When You Eat Matters Too
If you have flexibility in scheduling your eating window, earlier in the day appears to be better. A study comparing early time-restricted eating (starting before noon) with late time-restricted eating (starting after noon) found striking differences after just four weeks. The early group lost body weight and fat mass, reduced fasting glucose by about 4 points, dropped fasting insulin from 10.9 to 8.6, and significantly lowered triglycerides. The late group? No changes in weight, glucose, or insulin, with only a modest drop in triglycerides.
This aligns with what we know about circadian biology. Your body processes glucose and nutrients more efficiently in the morning and early afternoon. If a 7 a.m. to 3 p.m. eating window sounds unrealistic, even shifting your window a couple hours earlier than usual can help. The core principle: front-load your calories when your metabolism is most active.
Putting It All Together
A strong eating window for intermittent fasting looks something like this:
- First meal: Start with vegetables or salad, then protein (eggs, fish, chicken, legumes), then add whole grains or starchy carbs last. Include a source of monounsaturated fat like olive oil or avocado.
- Second meal or snack: Another protein-rich option separated by three to five hours. Nuts, Greek yogurt, or a bean-based dish work well.
- Final meal: High in fiber to carry you through the fast. A large serving of vegetables, lentils, or oats alongside protein. This is where you front-load tomorrow’s satiety.

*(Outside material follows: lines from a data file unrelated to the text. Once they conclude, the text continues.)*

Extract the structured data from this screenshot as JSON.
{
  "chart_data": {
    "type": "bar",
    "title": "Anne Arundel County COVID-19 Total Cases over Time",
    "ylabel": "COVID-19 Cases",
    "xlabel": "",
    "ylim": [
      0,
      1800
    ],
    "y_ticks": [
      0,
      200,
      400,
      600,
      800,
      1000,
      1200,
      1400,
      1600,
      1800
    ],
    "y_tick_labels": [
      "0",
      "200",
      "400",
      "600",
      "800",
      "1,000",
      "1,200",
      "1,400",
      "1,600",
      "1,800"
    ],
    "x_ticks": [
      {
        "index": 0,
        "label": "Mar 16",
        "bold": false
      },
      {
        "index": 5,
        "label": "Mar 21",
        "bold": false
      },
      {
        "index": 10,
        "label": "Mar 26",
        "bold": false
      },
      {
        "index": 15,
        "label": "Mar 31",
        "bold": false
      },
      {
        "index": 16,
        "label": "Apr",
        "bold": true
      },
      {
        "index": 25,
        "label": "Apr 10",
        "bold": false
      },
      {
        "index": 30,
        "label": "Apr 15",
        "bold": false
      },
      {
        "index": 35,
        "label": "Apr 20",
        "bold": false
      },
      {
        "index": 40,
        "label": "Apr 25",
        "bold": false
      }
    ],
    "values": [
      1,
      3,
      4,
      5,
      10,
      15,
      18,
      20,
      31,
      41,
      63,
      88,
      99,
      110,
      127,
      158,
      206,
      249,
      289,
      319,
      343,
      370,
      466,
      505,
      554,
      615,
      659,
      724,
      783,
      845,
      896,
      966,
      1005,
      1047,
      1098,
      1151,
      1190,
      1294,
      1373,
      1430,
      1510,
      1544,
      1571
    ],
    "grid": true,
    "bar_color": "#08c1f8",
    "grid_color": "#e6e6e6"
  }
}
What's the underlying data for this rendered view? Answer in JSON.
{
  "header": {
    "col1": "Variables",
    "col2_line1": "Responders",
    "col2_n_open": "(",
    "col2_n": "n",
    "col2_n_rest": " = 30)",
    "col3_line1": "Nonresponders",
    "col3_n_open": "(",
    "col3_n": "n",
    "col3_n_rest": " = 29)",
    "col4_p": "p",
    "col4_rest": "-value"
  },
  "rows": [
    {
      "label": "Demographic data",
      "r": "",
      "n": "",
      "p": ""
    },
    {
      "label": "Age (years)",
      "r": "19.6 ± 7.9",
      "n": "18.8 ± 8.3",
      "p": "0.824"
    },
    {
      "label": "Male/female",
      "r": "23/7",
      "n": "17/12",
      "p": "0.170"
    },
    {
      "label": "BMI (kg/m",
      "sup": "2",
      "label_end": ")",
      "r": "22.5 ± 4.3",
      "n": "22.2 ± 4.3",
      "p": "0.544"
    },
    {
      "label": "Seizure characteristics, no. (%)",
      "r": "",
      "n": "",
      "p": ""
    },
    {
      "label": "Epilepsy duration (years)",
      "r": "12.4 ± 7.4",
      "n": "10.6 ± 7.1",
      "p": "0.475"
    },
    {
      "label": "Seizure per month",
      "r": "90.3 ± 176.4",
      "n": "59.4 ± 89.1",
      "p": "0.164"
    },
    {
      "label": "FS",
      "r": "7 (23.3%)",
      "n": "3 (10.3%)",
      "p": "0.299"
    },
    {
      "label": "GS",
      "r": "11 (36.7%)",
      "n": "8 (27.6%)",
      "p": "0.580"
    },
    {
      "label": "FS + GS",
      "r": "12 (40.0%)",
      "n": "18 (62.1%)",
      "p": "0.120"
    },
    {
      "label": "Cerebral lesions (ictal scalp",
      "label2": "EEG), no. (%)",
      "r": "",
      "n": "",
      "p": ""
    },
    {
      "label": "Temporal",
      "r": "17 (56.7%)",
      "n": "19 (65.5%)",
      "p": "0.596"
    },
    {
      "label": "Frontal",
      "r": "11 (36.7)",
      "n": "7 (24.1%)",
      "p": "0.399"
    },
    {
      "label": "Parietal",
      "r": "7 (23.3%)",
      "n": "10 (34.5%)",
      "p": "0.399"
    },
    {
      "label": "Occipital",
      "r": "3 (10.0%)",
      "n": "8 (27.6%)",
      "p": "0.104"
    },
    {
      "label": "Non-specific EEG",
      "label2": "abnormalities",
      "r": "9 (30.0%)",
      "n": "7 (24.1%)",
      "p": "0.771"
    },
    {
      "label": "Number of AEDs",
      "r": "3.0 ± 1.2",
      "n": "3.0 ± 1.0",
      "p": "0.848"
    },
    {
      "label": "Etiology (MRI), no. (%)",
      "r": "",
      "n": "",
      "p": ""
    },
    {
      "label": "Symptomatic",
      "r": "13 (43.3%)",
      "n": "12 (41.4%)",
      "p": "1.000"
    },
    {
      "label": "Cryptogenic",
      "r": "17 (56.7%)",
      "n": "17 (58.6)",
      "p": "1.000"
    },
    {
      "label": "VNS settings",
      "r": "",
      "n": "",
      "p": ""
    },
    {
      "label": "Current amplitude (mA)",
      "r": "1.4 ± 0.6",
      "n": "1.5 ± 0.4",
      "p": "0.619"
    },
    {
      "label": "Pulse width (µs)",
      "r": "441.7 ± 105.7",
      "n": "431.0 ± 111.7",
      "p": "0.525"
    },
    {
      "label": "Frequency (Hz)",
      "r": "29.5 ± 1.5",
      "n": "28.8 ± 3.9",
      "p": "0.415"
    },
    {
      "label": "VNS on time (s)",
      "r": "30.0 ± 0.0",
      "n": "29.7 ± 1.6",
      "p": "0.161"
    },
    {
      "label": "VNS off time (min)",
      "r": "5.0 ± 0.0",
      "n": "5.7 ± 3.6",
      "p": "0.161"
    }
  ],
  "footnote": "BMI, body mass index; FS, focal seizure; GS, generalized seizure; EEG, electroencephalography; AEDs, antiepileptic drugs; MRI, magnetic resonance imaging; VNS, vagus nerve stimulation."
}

Throughout the eating window, aim for at least 1.6 grams of protein per kilogram of body weight, prioritize monounsaturated fats over saturated ones, and eat enough fiber-rich whole foods to hit the recommended 25 to 30 grams of daily fiber. During the fast, stick to water, black coffee, plain tea, and electrolytes as needed. The combination of nutrient timing, food order, and macronutrient quality is what turns intermittent fasting from a simple calorie-restriction strategy into something that genuinely shifts your metabolic health.